Resumes are often copied from documents or PDFs, resulting in excessive
line breaks and formatting artifacts. These disrupt sentence continuity
and semantic flow.


In [17]:
df["line_breaks"] = df["Resume"].apply(
    lambda x: x.count("\n") + x.count("\r")
)

df["line_breaks"].describe()


Unnamed: 0,line_breaks
count,962.0
mean,85.534304
std,68.573387
min,16.0
25%,36.0
50%,68.0
75%,113.5
max,404.0


### Redundant Word and Skill Repetition

Repeated occurrences of the same skills or keywords may bias model attention
towards certain terms without adding meaningful new information.


In [18]:
def repeated_words(text):
    words = text.lower().split()
    return [w for w, c in Counter(words).items() if c > 3]

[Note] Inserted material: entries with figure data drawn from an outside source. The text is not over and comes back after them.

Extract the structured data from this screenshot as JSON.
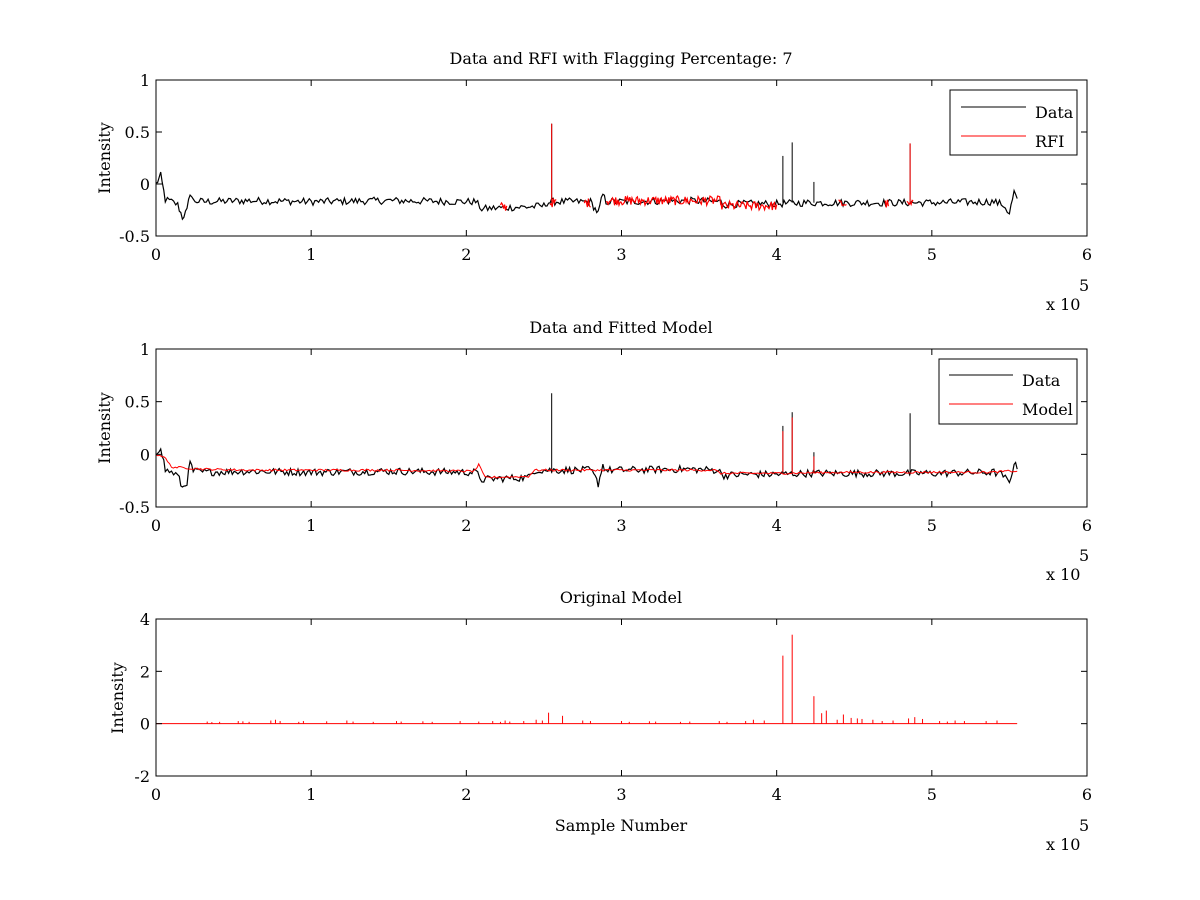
{
  "chart_data": [
    {
      "type": "line",
      "title": "Data and RFI with Flagging Percentage: 7",
      "xlabel": "",
      "ylabel": "Intensity",
      "xlim": [
        0,
        600000
      ],
      "ylim": [
        -0.5,
        1
      ],
      "xticks": [
        0,
        100000,
        200000,
        300000,
        400000,
        500000,
        600000
      ],
      "xtick_labels": [
        "0",
        "1",
        "2",
        "3",
        "4",
        "5",
        "6"
      ],
      "yticks": [
        -0.5,
        0,
        0.5,
        1
      ],
      "ytick_labels": [
        "-0.5",
        "0",
        "0.5",
        "1"
      ],
      "x_multiplier_label": "x 10",
      "x_multiplier_exp": "5",
      "legend": [
        "Data",
        "RFI"
      ],
      "legend_position": "top-right",
      "series": [
        {
          "name": "Data",
          "color": "#000000",
          "x": [
            0,
            3000,
            6000,
            10000,
            14000,
            17000,
            20000,
            22000,
            24000,
            30000,
            60000,
            100000,
            150000,
            200000,
            206000,
            210000,
            220000,
            240000,
            250000,
            252000,
            255000,
            258000,
            270000,
            280000,
            283000,
            285000,
            288000,
            290000,
            300000,
            340000,
            364000,
            366000,
            380000,
            400000,
            420000,
            450000,
            500000,
            540000,
            546000,
            550000,
            553000,
            555000
          ],
          "values": [
            0.0,
            0.08,
            -0.15,
            -0.17,
            -0.2,
            -0.32,
            -0.26,
            -0.08,
            -0.16,
            -0.17,
            -0.16,
            -0.17,
            -0.16,
            -0.17,
            -0.17,
            -0.24,
            -0.23,
            -0.22,
            -0.21,
            -0.18,
            -0.17,
            -0.17,
            -0.17,
            -0.17,
            -0.24,
            -0.28,
            -0.1,
            -0.17,
            -0.17,
            -0.16,
            -0.17,
            -0.2,
            -0.19,
            -0.19,
            -0.18,
            -0.18,
            -0.18,
            -0.17,
            -0.2,
            -0.28,
            -0.08,
            -0.14
          ],
          "spikes": [
            [
              255000,
              0.58
            ],
            [
              404000,
              0.27
            ],
            [
              410000,
              0.4
            ],
            [
              424000,
              0.02
            ],
            [
              486000,
              0.39
            ]
          ]
        },
        {
          "name": "RFI",
          "color": "#ff0000",
          "segments": [
            [
              222000,
              226000,
              -0.22
            ],
            [
              254000,
              258000,
              -0.18
            ],
            [
              276000,
              280000,
              -0.18
            ],
            [
              290000,
              364000,
              -0.16
            ],
            [
              364000,
              400000,
              -0.21
            ],
            [
              440000,
              445000,
              -0.19
            ],
            [
              470000,
              472000,
              -0.19
            ],
            [
              484000,
              488000,
              -0.2
            ]
          ],
          "spikes": [
            [
              255000,
              0.58
            ],
            [
              486000,
              0.39
            ]
          ]
        }
      ]
    },
    {
      "type": "line",
      "title": "Data and Fitted Model",
      "xlabel": "",
      "ylabel": "Intensity",
      "xlim": [
        0,
        600000
      ],
      "ylim": [
        -0.5,
        1
      ],
      "xticks": [
        0,
        100000,
        200000,
        300000,
        400000,
        500000,
        600000
      ],
      "xtick_labels": [
        "0",
        "1",
        "2",
        "3",
        "4",
        "5",
        "6"
      ],
      "yticks": [
        -0.5,
        0,
        0.5,
        1
      ],
      "ytick_labels": [
        "-0.5",
        "0",
        "0.5",
        "1"
      ],
      "x_multiplier_label": "x 10",
      "x_multiplier_exp": "5",
      "legend": [
        "Data",
        "Model"
      ],
      "legend_position": "top-right",
      "series": [
        {
          "name": "Data",
          "color": "#000000",
          "x": [
            0,
            3000,
            6000,
            10000,
            14000,
            17000,
            20000,
            22000,
            24000,
            30000,
            60000,
            100000,
            150000,
            200000,
            206000,
            210000,
            220000,
            240000,
            244000,
            250000,
            255000,
            270000,
            280000,
            283000,
            285000,
            288000,
            290000,
            300000,
            340000,
            362000,
            366000,
            380000,
            400000,
            420000,
            450000,
            500000,
            540000,
            546000,
            550000,
            553000,
            555000
          ],
          "values": [
            0.0,
            0.08,
            -0.15,
            -0.17,
            -0.2,
            -0.32,
            -0.26,
            -0.08,
            -0.16,
            -0.17,
            -0.16,
            -0.17,
            -0.16,
            -0.17,
            -0.17,
            -0.24,
            -0.23,
            -0.22,
            -0.15,
            -0.15,
            -0.15,
            -0.15,
            -0.15,
            -0.22,
            -0.28,
            -0.1,
            -0.15,
            -0.15,
            -0.14,
            -0.15,
            -0.2,
            -0.19,
            -0.19,
            -0.18,
            -0.18,
            -0.18,
            -0.17,
            -0.2,
            -0.28,
            -0.08,
            -0.14
          ],
          "spikes": [
            [
              255000,
              0.58
            ],
            [
              404000,
              0.27
            ],
            [
              410000,
              0.4
            ],
            [
              424000,
              0.02
            ],
            [
              486000,
              0.39
            ]
          ]
        },
        {
          "name": "Model",
          "color": "#ff0000",
          "x": [
            0,
            5000,
            10000,
            30000,
            60000,
            100000,
            150000,
            205000,
            208000,
            212000,
            240000,
            244000,
            300000,
            360000,
            364000,
            400000,
            450000,
            500000,
            540000,
            548000,
            555000
          ],
          "values": [
            0.0,
            -0.02,
            -0.12,
            -0.14,
            -0.15,
            -0.15,
            -0.15,
            -0.16,
            -0.1,
            -0.22,
            -0.21,
            -0.15,
            -0.15,
            -0.15,
            -0.18,
            -0.18,
            -0.17,
            -0.17,
            -0.17,
            -0.16,
            -0.16
          ],
          "spikes": [
            [
              404000,
              0.22
            ],
            [
              410000,
              0.35
            ],
            [
              424000,
              -0.02
            ]
          ]
        }
      ]
    },
    {
      "type": "line",
      "title": "Original Model",
      "xlabel": "Sample Number",
      "ylabel": "Intensity",
      "xlim": [
        0,
        600000
      ],
      "ylim": [
        -2,
        4
      ],
      "xticks": [
        0,
        100000,
        200000,
        300000,
        400000,
        500000,
        600000
      ],
      "xtick_labels": [
        "0",
        "1",
        "2",
        "3",
        "4",
        "5",
        "6"
      ],
      "yticks": [
        -2,
        0,
        2,
        4
      ],
      "ytick_labels": [
        "-2",
        "0",
        "2",
        "4"
      ],
      "x_multiplier_label": "x 10",
      "x_multiplier_exp": "5",
      "legend": [],
      "series": [
        {
          "name": "Original Model",
          "color": "#ff0000",
          "baseline": 0,
          "x_end": 555000,
          "spikes": [
            [
              33000,
              0.08
            ],
            [
              36000,
              0.06
            ],
            [
              41000,
              0.07
            ],
            [
              53000,
              0.1
            ],
            [
              56000,
              0.09
            ],
            [
              60000,
              0.07
            ],
            [
              74000,
              0.12
            ],
            [
              77000,
              0.15
            ],
            [
              80000,
              0.1
            ],
            [
              92000,
              0.07
            ],
            [
              95000,
              0.1
            ],
            [
              110000,
              0.09
            ],
            [
              123000,
              0.12
            ],
            [
              127000,
              0.08
            ],
            [
              140000,
              0.07
            ],
            [
              155000,
              0.1
            ],
            [
              158000,
              0.08
            ],
            [
              172000,
              0.09
            ],
            [
              178000,
              0.07
            ],
            [
              196000,
              0.1
            ],
            [
              208000,
              0.08
            ],
            [
              217000,
              0.1
            ],
            [
              222000,
              0.07
            ],
            [
              225000,
              0.12
            ],
            [
              228000,
              0.08
            ],
            [
              237000,
              0.1
            ],
            [
              245000,
              0.15
            ],
            [
              249000,
              0.12
            ],
            [
              253000,
              0.42
            ],
            [
              262000,
              0.3
            ],
            [
              275000,
              0.12
            ],
            [
              280000,
              0.1
            ],
            [
              300000,
              0.1
            ],
            [
              305000,
              0.07
            ],
            [
              318000,
              0.09
            ],
            [
              322000,
              0.08
            ],
            [
              338000,
              0.07
            ],
            [
              344000,
              0.08
            ],
            [
              363000,
              0.1
            ],
            [
              368000,
              0.07
            ],
            [
              380000,
              0.1
            ],
            [
              385000,
              0.15
            ],
            [
              392000,
              0.12
            ],
            [
              404000,
              2.6
            ],
            [
              410000,
              3.4
            ],
            [
              424000,
              1.05
            ],
            [
              429000,
              0.4
            ],
            [
              432000,
              0.5
            ],
            [
              439000,
              0.15
            ],
            [
              443000,
              0.35
            ],
            [
              448000,
              0.22
            ],
            [
              452000,
              0.2
            ],
            [
              455000,
              0.18
            ],
            [
              462000,
              0.15
            ],
            [
              468000,
              0.1
            ],
            [
              475000,
              0.12
            ],
            [
              485000,
              0.2
            ],
            [
              489000,
              0.25
            ],
            [
              494000,
              0.18
            ],
            [
              505000,
              0.1
            ],
            [
              510000,
              0.08
            ],
            [
              515000,
              0.12
            ],
            [
              521000,
              0.1
            ],
            [
              535000,
              0.1
            ],
            [
              542000,
              0.12
            ]
          ]
        }
      ]
    }
  ]
}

df["repeated_tokens"] = df["Resume"].apply(repeated_words)
df["repeated_tokens"].head()


Unnamed: 0,repeated_tokens
0,"[python, web, services, rest, project, -, expr..."
1,"[and, columbia, university, fitness, -]"
2,"[exprience, -, less, than, 1, year, months]"
3,"[network, :, cisco, and, lan, networking, devi..."
4,"[java, exprience, -, less, than, 1, year, mont..."


### Summary of Text Quality Issues

The table below summarizes key quantitative indicators of text quality issues
identified across the dataset. This summary supports the justification for
subsequent preprocessing steps.


In [19]:
summary = pd.DataFrame({
    "avg_resume_length": [df["resume_length"].mean()],
    "max_resume_length": [df["resume_length"].max()],
    "avg_line_breaks": [df["line_breaks"].mean()],
    "avg_casing_ratio": [df["casing_ratio"].mean()]
})

summary


Unnamed: 0,avg_resume_length,max_resume_length,avg_line_breaks,avg_casing_ratio
0,3161.433472,14816,85.534304,0.127502